As a final note, we can shorten the postponing act by using an additional syntax sugar of the elab syntax instead:

-- This `t` syntax will effectively perform the first two lines of `myanonImpl`
elab "⟨⟨" args:term,* "⟩⟩" : term <= t => do
  sorry

Exercises

1. Consider the following code. Rewrite syntax + @[term_elab hi]... : TermElab combination using just elab.
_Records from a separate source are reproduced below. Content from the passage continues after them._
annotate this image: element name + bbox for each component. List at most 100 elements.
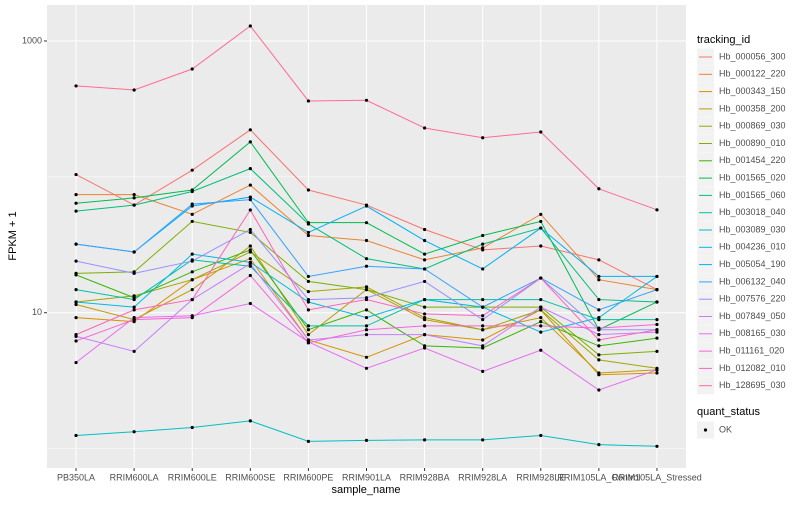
- legend-title: tracking_id: [697, 34, 750, 46]
- data-point: [248, 198, 252, 202]
- data-point: [655, 336, 659, 340]
- data-point: [306, 222, 311, 226]
- data-point: [74, 333, 78, 337]
- data-point: [364, 98, 369, 102]
- legend-label: Hb_007576_220: [719, 294, 786, 304]
- data-point: [481, 314, 485, 318]
- data-point: [597, 344, 601, 348]
- data-point: [655, 328, 659, 332]
- data-point: [539, 305, 543, 309]
- data-point: [74, 201, 78, 205]
- data-point: [539, 320, 543, 324]
- data-point: [132, 250, 136, 254]
- data-point: [248, 167, 252, 171]
- legend-label: Hb_003089_030: [719, 224, 786, 234]
- data-point: [306, 233, 311, 238]
- data-point: [190, 288, 194, 292]
- data-point: [364, 285, 369, 289]
- data-point: [422, 333, 427, 337]
- data-point: [481, 318, 485, 322]
- data-point: [248, 261, 252, 266]
- data-point: [306, 308, 311, 312]
- data-point: [190, 316, 194, 320]
- legend-label: Hb_000869_030: [719, 121, 786, 131]
- data-point: [74, 288, 78, 292]
- legend-label: Hb_004236_010: [719, 242, 786, 252]
- data-point: [132, 297, 136, 302]
- data-point: [306, 328, 311, 332]
- data-point: [74, 259, 78, 263]
- data-point: [190, 189, 194, 194]
- legend-label: Hb_003018_040: [719, 207, 786, 217]
- data-point: [306, 290, 311, 294]
- data-point: [364, 308, 369, 312]
- data-point: [248, 273, 252, 278]
- data-point: [190, 252, 194, 256]
- legend-label: Hb_000358_200: [719, 103, 786, 113]
- data-point: [481, 344, 485, 348]
- data-point: [364, 333, 369, 337]
- data-point: [539, 226, 543, 230]
- data-point: [422, 438, 427, 442]
- legend-label: Hb_128695_030: [719, 380, 786, 390]
- data-point: [306, 324, 311, 328]
- data-point: [190, 425, 194, 430]
- data-point: [364, 204, 369, 208]
- data-point: [132, 271, 136, 275]
- data-point: [132, 318, 136, 322]
- data-point: [364, 288, 369, 292]
- data-point: [364, 328, 369, 332]
- data-point: [597, 326, 601, 330]
- data-point: [74, 242, 78, 246]
- data-point: [422, 252, 427, 256]
- data-point: [481, 324, 485, 328]
- data-point: [422, 305, 427, 309]
- legend-label: Hb_005054_190: [719, 259, 786, 269]
- data-point: [306, 439, 311, 444]
- data-point: [306, 333, 311, 337]
- data-point: [190, 219, 194, 224]
- data-point: [306, 341, 311, 345]
- data-point: [597, 333, 601, 337]
- data-point: [539, 330, 543, 334]
- data-point: [364, 297, 369, 302]
- data-point: [132, 305, 136, 309]
- data-point: [306, 230, 311, 235]
- x-tick-label: RRIM600PE: [283, 472, 333, 482]
- legend-label: Hb_000122_220: [719, 69, 786, 79]
- data-point: [190, 297, 194, 302]
- legend-label: Hb_001565_020: [719, 172, 786, 182]
- data-point: [597, 187, 601, 191]
- data-point: [248, 301, 252, 306]
- data-point: [597, 258, 601, 262]
- data-point: [597, 371, 601, 375]
- data-point: [190, 202, 194, 206]
- data-point: [422, 316, 427, 320]
- data-point: [422, 238, 427, 243]
- legend-label: Hb_000890_010: [719, 138, 786, 148]
- data-point: [422, 227, 427, 232]
- data-point: [248, 208, 252, 212]
- data-point: [74, 339, 78, 343]
- data-point: [306, 274, 311, 279]
- data-point: [422, 346, 427, 350]
- data-point: [306, 297, 311, 302]
- legend-label: Hb_001565_060: [719, 190, 786, 200]
- data-point: [248, 264, 252, 268]
- data-point: [539, 219, 543, 224]
- legend-label: Hb_012082_010: [719, 363, 786, 373]
- data-point: [306, 279, 311, 284]
- data-point: [597, 443, 601, 447]
- data-point: [190, 168, 194, 172]
- data-point: [481, 328, 485, 332]
- data-point: [655, 371, 659, 375]
- x-tick-label: RRIM901LA: [342, 472, 391, 482]
- data-point: [655, 274, 659, 279]
- data-point: [306, 188, 311, 192]
- data-point: [248, 257, 252, 261]
- data-point: [539, 130, 543, 134]
- x-tick-label: RRIM928BA: [400, 472, 450, 482]
- data-point: [422, 279, 427, 284]
- data-point: [248, 195, 252, 199]
- data-point: [481, 305, 485, 309]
   syntax (name := hi) term " ♥ " " ♥ "? " ♥ "? : term
   
   @[term_elab hi]
   def heartElab : TermElab := fun stx tp =>
     match stx with
       | `($l:term ♥) => do
         let nExpr ← elabTermEnsuringType l (mkConst `Nat)
         return Expr.app (Expr.app (Expr.const `Nat.add []) nExpr) (mkNatLit 1)
       | `($l:term ♥♥) => do
         let nExpr ← elabTermEnsuringType l (mkConst `Nat)
         return Expr.app (Expr.app (Expr.const `Nat.add []) nExpr) (mkNatLit 2)
       | `($l:term ♥♥♥) => do
         let nExpr ← elabTermEnsuringType l (mkConst `Nat)
         return Expr.app (Expr.app (Expr.const `Nat.add []) nExpr) (mkNatLit 3)
       | _ =>
         throwUnsupportedSyntax
   

2. Here is some syntax taken from a real mathlib command alias.
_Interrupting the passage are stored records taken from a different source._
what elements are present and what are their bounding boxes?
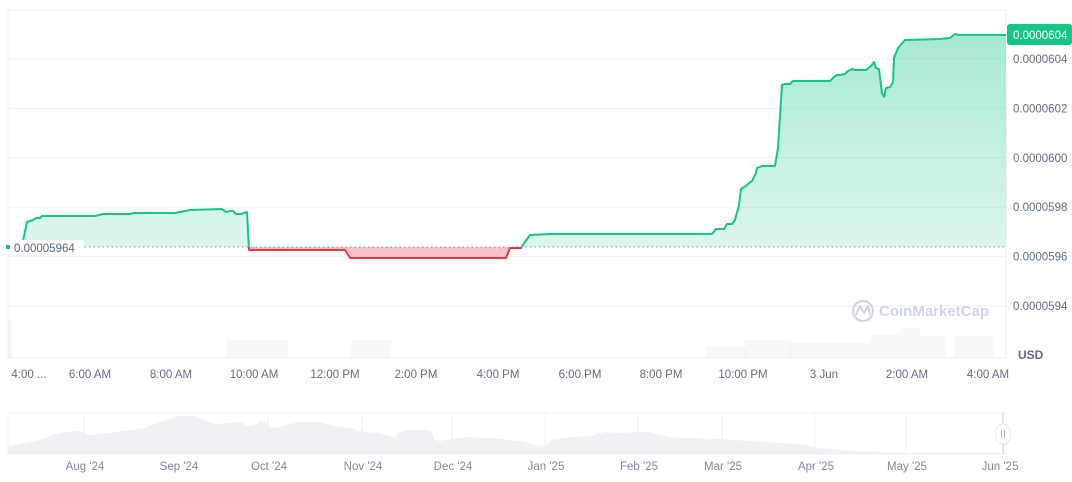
price-line[interactable]	[21, 33, 1006, 259]
range-navigator[interactable]: Aug '24 Sep '24 Oct '24 Nov '24 Dec '24 Jan '…	[7, 412, 1019, 473]
x-axis: 4:00 ... 6:00 AM 8:00 AM 10:00 AM 12:00 PM 2:…	[11, 369, 1009, 381]
y-tick-label: 0.0000596	[1013, 252, 1067, 264]
svg-text:0.0000604: 0.0000604	[1013, 30, 1068, 42]
navigator-tick-label: Jun '25	[982, 461, 1019, 473]
navigator-tick-label: Aug '24	[66, 461, 105, 473]
navigator-tick-label: Apr '25	[798, 461, 834, 473]
navigator-area	[8, 416, 1003, 454]
navigator-handle[interactable]	[995, 423, 1011, 445]
y-tick-label: 0.0000602	[1013, 103, 1067, 115]
x-tick-label: 4:00 AM	[967, 369, 1009, 381]
currency-label: USD	[1018, 348, 1044, 362]
y-tick-label: 0.0000604	[1013, 54, 1068, 66]
navigator-tick-label: Mar '25	[704, 461, 742, 473]
price-line-up[interactable]	[21, 33, 1006, 258]
x-tick-label: 6:00 AM	[69, 369, 111, 381]
navigator-tick-label: Oct '24	[251, 461, 288, 473]
x-tick-label: 8:00 PM	[640, 369, 683, 381]
baseline: 0.00005964	[6, 240, 1006, 256]
x-tick-label: 8:00 AM	[150, 369, 192, 381]
x-tick-label: 2:00 AM	[886, 369, 928, 381]
navigator-tick-label: Feb '25	[620, 461, 658, 473]
x-tick-label: 3 Jun	[810, 369, 838, 381]
coinmarketcap-watermark: CoinMarketCap	[851, 299, 989, 323]
navigator-tick-label: Dec '24	[434, 461, 473, 473]
y-axis: 0.0000604 0.0000602 0.0000600 0.0000598 0.00…	[1013, 54, 1068, 313]
volume-bars	[8, 320, 994, 358]
baseline-value-label: 0.00005964	[14, 243, 75, 255]
navigator-tick-label: Nov '24	[344, 461, 383, 473]
navigator-tick-label: May '25	[887, 461, 927, 473]
x-tick-label: 6:00 PM	[559, 369, 602, 381]
x-tick-label: 4:00 PM	[477, 369, 520, 381]
baseline-marker	[6, 245, 10, 249]
last-price-badge: 0.0000604	[1007, 24, 1072, 45]
x-tick-label: 12:00 PM	[310, 369, 359, 381]
x-tick-label: 4:00 ...	[11, 369, 46, 381]
navigator-tick-label: Sep '24	[160, 461, 199, 473]
navigator-x-axis: Aug '24 Sep '24 Oct '24 Nov '24 Dec '24 Jan '…	[66, 461, 1019, 473]
y-tick-label: 0.0000594	[1013, 301, 1068, 313]
y-tick-label: 0.0000598	[1013, 202, 1067, 214]
y-tick-label: 0.0000600	[1013, 153, 1067, 165]
coinmarketcap-logo-icon	[851, 299, 875, 323]
x-tick-label: 10:00 AM	[230, 369, 279, 381]
navigator-tick-label: Jan '25	[528, 461, 565, 473]
x-tick-label: 10:00 PM	[718, 369, 767, 381]
x-tick-label: 2:00 PM	[395, 369, 438, 381]
svg-text:CoinMarketCap: CoinMarketCap	[879, 303, 989, 320]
   syntax (name := our_alias) (docComment)? "our_alias " ident " ← " ident* : command
   

   We want alias hi ← hello yes to print out the identifiers after ← - that is, "hello" and "yes".

   Please add these semantics:

   a) using syntax + @[command_elab alias] def elabOurAlias : CommandElab. b) using syntax + elab_rules. c) using elab.
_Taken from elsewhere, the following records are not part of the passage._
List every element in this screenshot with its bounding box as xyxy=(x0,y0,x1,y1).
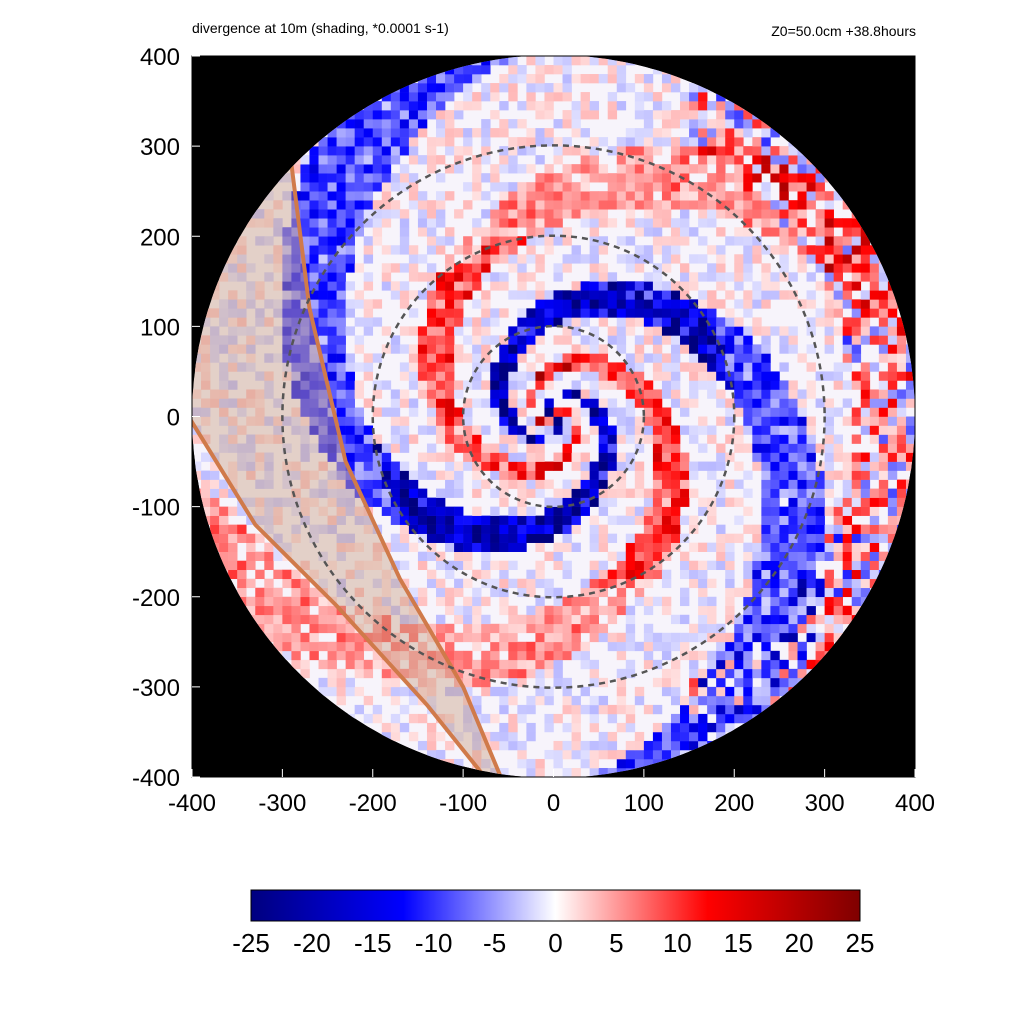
chart-info: Z0=50.0cm +38.8hours xyxy=(771,23,916,39)
colorbar-tick-label: -10 xyxy=(415,928,453,958)
x-tick-label: -100 xyxy=(439,790,487,817)
range-ring xyxy=(371,234,736,599)
y-tick-label: 400 xyxy=(140,44,180,71)
colorbar-tick-label: -5 xyxy=(483,928,506,958)
range-rings xyxy=(281,144,826,689)
colorbar-tick-label: 0 xyxy=(548,928,562,958)
x-tick-label: 200 xyxy=(714,790,754,817)
x-tick-label: 400 xyxy=(895,790,935,817)
x-tick-label: 0 xyxy=(547,790,560,817)
colorbar-tick-label: 25 xyxy=(846,928,875,958)
x-tick-label: 300 xyxy=(805,790,845,817)
colorbar-tick-label: 10 xyxy=(663,928,692,958)
chart-title: divergence at 10m (shading, *0.0001 s-1) xyxy=(192,20,449,36)
range-ring xyxy=(461,324,646,509)
range-ring xyxy=(281,144,826,689)
y-tick-label: 300 xyxy=(140,134,180,161)
colorbar-tick-label: -20 xyxy=(293,928,331,958)
land-region xyxy=(192,55,511,778)
y-tick-label: -100 xyxy=(132,495,180,522)
y-tick-label: -400 xyxy=(132,765,180,792)
colorbar-tick-label: -15 xyxy=(354,928,392,958)
colorbar: -25 -20 -15 -10 -5 0 5 10 15 20 25 xyxy=(232,889,875,958)
y-tick-label: -200 xyxy=(132,585,180,612)
colorbar-tick-label: 20 xyxy=(785,928,814,958)
x-axis: -400 -300 -200 -100 0 100 200 300 400 xyxy=(168,769,935,817)
y-tick-label: 100 xyxy=(140,314,180,341)
divergence-field xyxy=(192,55,915,778)
colorbar-tick-label: 15 xyxy=(724,928,753,958)
colorbar-tick-label: -25 xyxy=(232,928,270,958)
y-tick-label: -300 xyxy=(132,675,180,702)
y-axis: 400 300 200 100 0 -100 -200 -300 -400 xyxy=(132,44,200,792)
x-tick-label: -300 xyxy=(258,790,306,817)
x-tick-label: -400 xyxy=(168,790,216,817)
colorbar-gradient xyxy=(250,889,861,922)
y-tick-label: 0 xyxy=(167,405,180,432)
x-tick-label: 100 xyxy=(624,790,664,817)
y-tick-label: 200 xyxy=(140,224,180,251)
x-tick-label: -200 xyxy=(349,790,397,817)
colorbar-tick-label: 5 xyxy=(609,928,623,958)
3. Here is some syntax taken from a real mathlib tactic nth_rewrite.

   open Parser.Tactic
   syntax (name := nthRewriteSeq) "nth_rewrite " (config)? num rwRuleSeq (ppSpace location)? : tactic
   

   We want nth_rewrite 5 [←add_zero a] at h to print out "rewrite location!" if the user provided location, and "rewrite target!" if the user didn't provide location.

   Please add these semantics:

   a) using syntax + @[tactic nthRewrite] def elabNthRewrite : Lean.Elab.Tactic.Tactic. b) using syntax + elab_rules. c) using elab.